Although the Kremlin and Xi’s communist regime share Tehran’s opposition to American influence and Western sanctions, neither country has made a formal commitment to military protection for the Iranian regime, which, in practice, must face the US and Israel without guaranteeing direct support from its main strategic partners in the international community.
China’s military focus is on Taiwan and East Asia
For Beijing, the strategic military priority remains concentrated on the immediate surroundings of its territory, especially on the issue of Taiwan. The island is considered by Xi’s communist regime to be an integral part of China, and the Chinese dictatorship does not rule out the use of force to annex Taiwan or prevent any formal independence movement.
According to Feigenbaum, from Carnegie Endowment for International Peacemuch of Chinese military planning, including its naval modernization, the expansion of the air force and the development of long-range missiles, is currently directed at the East Asian scenario, which Beijing considers its zone of influence.
In this context, opening an indirect front of confrontation in the Middle East to defend Iran would mean for Beijing to divert resources, increase the risk of direct confrontation with the United States and compromise its main strategic agenda: the annexation of Taiwan.
Conflict may even benefit Russia in the short term
The ongoing conflict in the Middle East could generate certain positive economic effects for Moscow in the short term, as instability in Iran tends to put pressure on international oil prices, which, at the moment, is Russia’s main source of foreign revenue.

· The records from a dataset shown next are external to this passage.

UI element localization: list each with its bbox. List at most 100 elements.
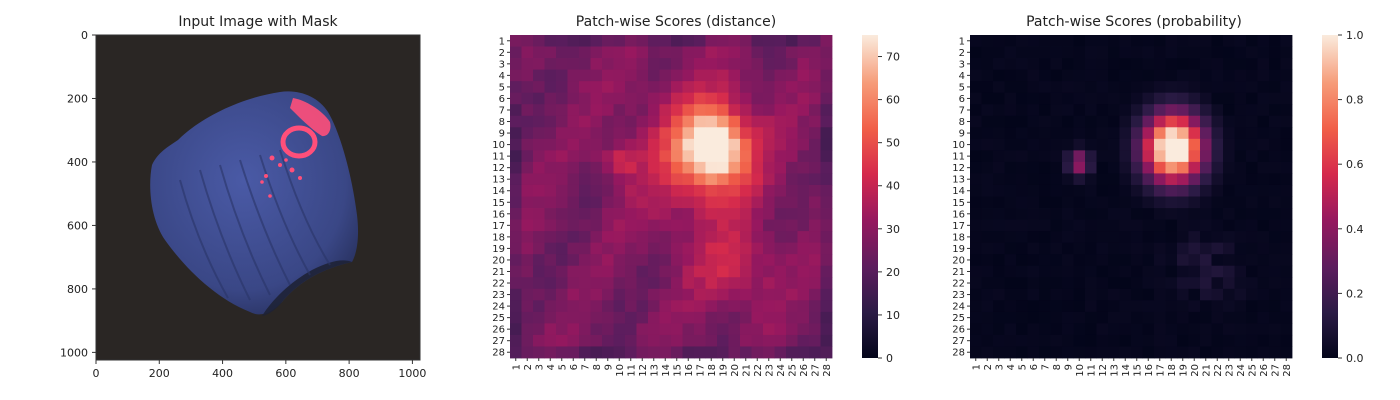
heatmap-cell [1027, 104, 1040, 117]
heatmap-cell [1142, 311, 1155, 324]
y-tick-label: 4 [499, 71, 505, 82]
heatmap-cell [1096, 173, 1109, 186]
heatmap-cell [786, 127, 798, 140]
heatmap-cell [1096, 196, 1109, 209]
heatmap-cell [1016, 208, 1028, 220]
y-tick-label: 19 [492, 244, 505, 255]
heatmap-cell [659, 323, 672, 336]
colorbar-tick-label: 50 [886, 137, 900, 150]
heatmap-cell [740, 265, 752, 278]
heatmap-cell [1211, 150, 1224, 163]
heatmap-cell [1142, 35, 1155, 47]
heatmap-cell [521, 277, 534, 290]
heatmap-cell [1234, 104, 1247, 117]
heatmap-cell [970, 196, 982, 209]
heatmap-cell [1142, 208, 1155, 220]
heatmap-cell [682, 173, 695, 186]
heatmap-cell [820, 150, 833, 163]
x-tick-label: 15 [672, 364, 683, 377]
heatmap-cell [1096, 288, 1109, 301]
heatmap-cell [510, 277, 522, 290]
y-tick-label: 18 [952, 232, 965, 243]
heatmap-cell [636, 150, 649, 163]
heatmap-cell [751, 138, 764, 151]
heatmap-cell [786, 161, 798, 174]
heatmap-cell [1050, 46, 1063, 59]
heatmap-cell [1142, 69, 1155, 82]
heatmap-cell [820, 288, 833, 301]
panel3-title: Patch-wise Scores (probability) [1026, 14, 1242, 30]
heatmap-cell [763, 334, 775, 347]
heatmap-cell [1131, 81, 1143, 94]
x-tick-label: 14 [1121, 364, 1132, 377]
heatmap-cell [1039, 346, 1051, 359]
heatmap-cell [1108, 346, 1120, 359]
heatmap-cell [613, 127, 626, 140]
heatmap-cell [1223, 92, 1235, 105]
colorbar-tick-label: 0.6 [1346, 158, 1364, 171]
heatmap-cell [1062, 242, 1074, 255]
heatmap-cell [625, 254, 637, 267]
heatmap-cell [809, 58, 821, 71]
heatmap-cell [682, 208, 695, 220]
heatmap-cell [613, 242, 626, 255]
heatmap-cell [774, 184, 787, 197]
heatmap-cell [1039, 115, 1051, 128]
heatmap-cell [1016, 196, 1028, 209]
heatmap-cell [705, 208, 718, 220]
heatmap-cell [1119, 334, 1132, 347]
heatmap-cell [1165, 35, 1178, 47]
heatmap-cell [1200, 346, 1212, 359]
x-tick-label: 28 [822, 364, 833, 377]
heatmap-cell [1269, 35, 1281, 47]
heatmap-cell [1154, 288, 1166, 301]
heatmap-cell [1234, 46, 1247, 59]
heatmap-cell [1165, 334, 1178, 347]
heatmap-cell [694, 346, 706, 359]
heatmap-cell [993, 300, 1005, 313]
heatmap-cell [1096, 46, 1109, 59]
heatmap-cell [970, 208, 982, 220]
heatmap-cell [1280, 173, 1293, 186]
heatmap-cell [993, 196, 1005, 209]
y-tick-label: 23 [492, 290, 505, 301]
heatmap-cell [1108, 265, 1120, 278]
heatmap-cell [1188, 127, 1201, 140]
heatmap-cell [970, 231, 982, 244]
heatmap-cell [590, 184, 603, 197]
panel-probability-heatmap: Patch-wise Scores (probability) 11223344… [952, 14, 1363, 377]
heatmap-cell [728, 231, 741, 244]
heatmap-cell [590, 231, 603, 244]
heatmap-cell [510, 208, 522, 220]
heatmap-cell [590, 208, 603, 220]
heatmap-cell [1280, 161, 1293, 174]
heatmap-cell [1108, 311, 1120, 324]
heatmap-cell [1050, 150, 1063, 163]
x-tick-label: 18 [707, 364, 718, 377]
heatmap-cell [1165, 219, 1178, 232]
heatmap-cell [751, 311, 764, 324]
heatmap-cell [694, 288, 706, 301]
heatmap-cell [510, 92, 522, 105]
heatmap-cell [1073, 346, 1086, 359]
heatmap-cell [590, 346, 603, 359]
heatmap-cell [717, 104, 729, 117]
heatmap-cell [1142, 196, 1155, 209]
heatmap-cell [1234, 323, 1247, 336]
heatmap-cell [1211, 254, 1224, 267]
heatmap-cell [1211, 196, 1224, 209]
heatmap-cell [1257, 346, 1270, 359]
heatmap-cell [1269, 277, 1281, 290]
heatmap-cell [1269, 92, 1281, 105]
heatmap-cell [1142, 265, 1155, 278]
heatmap-cell [1269, 254, 1281, 267]
x-tick-label: 10 [615, 364, 626, 377]
heatmap-cell [694, 46, 706, 59]
heatmap-cell [1211, 92, 1224, 105]
heatmap-cell [1188, 46, 1201, 59]
heatmap-cell [1188, 69, 1201, 82]
heatmap-cell [717, 254, 729, 267]
heatmap-cell [556, 161, 568, 174]
heatmap-cell [1050, 127, 1063, 140]
heatmap-cell [1073, 277, 1086, 290]
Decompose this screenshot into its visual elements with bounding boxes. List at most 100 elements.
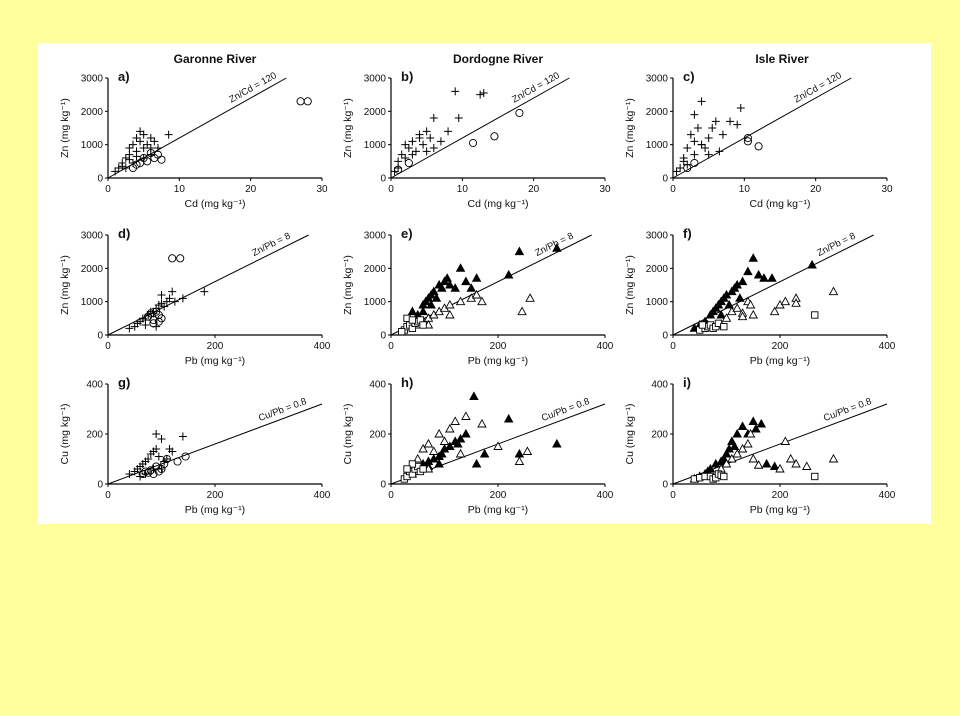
data-point-triangle-open [791,298,801,307]
y-tick-label: 0 [662,331,668,342]
data-point-plus [128,140,137,149]
y-tick-label: 3000 [81,74,104,85]
figure-panel: Garonne River Dordogne River Isle River … [38,43,931,524]
data-point-circle [154,317,163,326]
chart-i: 0 200 400 0 200 400 Pb (mg kg⁻¹) Cu (mg kg⁻¹) i)… [624,375,896,516]
y-axis-label: Cu (mg kg⁻¹) [342,404,354,465]
data-point-circle [149,315,158,325]
data-point-triangle-filled [442,273,452,282]
data-point-plus [157,435,166,443]
data-point-triangle-filled [461,276,471,286]
data-point-plus [415,130,424,139]
data-point-plus [736,104,745,112]
ratio-line-label: Cu/Pb = 0.8 [822,396,873,424]
data-point-circle [296,97,305,106]
data-point-triangle-open [769,306,780,316]
y-tick-label: 200 [651,430,668,441]
data-point-circle [181,452,190,461]
data-point-triangle-open [743,438,753,448]
y-tick-label: 3000 [646,74,669,85]
y-tick-label: 2000 [81,107,104,118]
column-title-garonne: Garonne River [174,52,257,66]
data-point-plus [422,127,431,136]
data-point-triangle-filled [735,293,745,302]
panel-label: f) [683,226,692,241]
ratio-line-label: Cu/Pb = 0.8 [540,396,591,424]
data-point-triangle-open [753,460,764,469]
column-title-dordogne: Dordogne River [453,52,543,66]
data-point-plus [708,124,717,132]
chart-c: 0 10 20 30 0 1000 2000 3000 Cd (mg kg⁻¹) Zn (mg k… [624,69,893,210]
data-point-triangle-filled [737,421,748,430]
y-tick-label: 2000 [646,107,669,118]
data-point-circle [394,165,403,174]
x-tick-label: 400 [597,341,614,352]
data-point-plus [726,117,735,126]
data-point-triangle-open [434,428,444,438]
data-point-plus [436,137,445,146]
x-tick-label: 200 [490,490,507,501]
x-tick-label: 400 [314,490,331,501]
column-title-isle: Isle River [755,52,809,66]
data-point-triangle-open [801,461,812,470]
x-tick-label: 0 [670,490,676,501]
data-point-plus [704,134,713,142]
x-tick-label: 400 [879,490,896,501]
data-point-plus [143,140,152,149]
x-tick-label: 0 [388,490,394,501]
x-tick-label: 10 [174,184,186,195]
y-axis-label: Zn (mg kg⁻¹) [624,255,636,315]
data-point-plus [121,164,130,172]
data-point-plus [154,452,163,461]
data-point-circle [690,158,699,168]
data-point-plus [697,97,706,106]
data-point-plus [139,144,148,152]
data-point-triangle-open [785,453,796,463]
data-point-circle [176,254,185,263]
y-tick-label: 3000 [81,231,104,242]
x-tick-label: 0 [105,490,111,501]
data-point-plus [152,445,161,453]
x-tick-label: 400 [597,490,614,501]
data-point-triangle-filled [461,428,471,438]
x-axis-label: Cd (mg kg⁻¹) [468,198,529,210]
data-point-circle [154,467,163,476]
data-point-triangle-open [477,418,487,428]
x-axis-label: Pb (mg kg⁻¹) [468,504,528,516]
panel-label: g) [118,375,130,390]
data-point-square-open [720,472,728,481]
data-point-plus [132,152,141,161]
data-point-square-open [419,321,427,329]
data-point-circle [515,108,524,118]
data-point-triangle-open [732,448,742,458]
data-point-triangle-open [828,453,839,463]
y-tick-label: 400 [369,380,386,391]
data-point-plus [426,134,435,142]
y-tick-label: 0 [97,480,103,491]
data-point-triangle-filled [737,276,748,286]
data-point-triangle-filled [437,448,447,458]
ratio-line [390,77,570,179]
data-point-triangle-open [780,436,791,445]
x-tick-label: 0 [105,184,111,195]
data-point-triangle-open [455,296,466,306]
x-tick-label: 30 [599,184,611,195]
data-point-triangle-open [412,453,423,463]
y-axis-label: Cu (mg kg⁻¹) [624,404,636,465]
data-point-circle [136,158,145,168]
data-point-triangle-open [477,296,487,306]
data-point-triangle-filled [455,433,466,443]
data-point-plus [141,321,150,329]
y-tick-label: 0 [380,480,386,491]
data-point-plus [397,150,406,159]
y-axis-label: Zn (mg kg⁻¹) [624,98,636,158]
data-point-circle [149,469,158,479]
x-tick-label: 20 [810,184,822,195]
x-tick-label: 0 [388,184,394,195]
x-tick-label: 30 [316,184,328,195]
x-tick-label: 200 [490,341,507,352]
data-point-circle [173,457,182,466]
data-point-plus [136,137,145,146]
y-tick-label: 2000 [646,264,669,275]
data-point-triangle-open [525,293,535,302]
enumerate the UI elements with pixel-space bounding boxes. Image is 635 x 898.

Analysts highlight that a sustained increase in commodity in the international market it favors exporters such as Russia, which remains highly dependent on energy revenues to finance its military budget and support its invasion of Ukraine.
“Putin must be beaming [com o conflito]because anything that raises the price of oil is positive for it”, said analyst Ellen Wald, a global energy researcher, to the American broadcaster CNBC.
Since 2022, Russian oil has been subject to a sanctions regime led by the United States and the European Union. Still, Russia has not stopped selling oil. Moscow began to export larger volumes to countries that did not fully adhere to Western sanctions, such as China, Brazil and India, often offering discounts in relation to the international reference price.
In January, aiming to prevent this Russian war financing, Trump gave the “green light” for the approval of a bill that provides for new sanctions against Russia and its trading partners. The proposal establishes secondary tariffs that could reach 500% on goods imported from any country that continues to buy oil, oil products or uranium from Russia. In practice, this means that countries that trade energy with Moscow could face severe tariff barriers when exporting to the United States. The project, for example, could reach Brazil, Moscow’s main diesel buyer.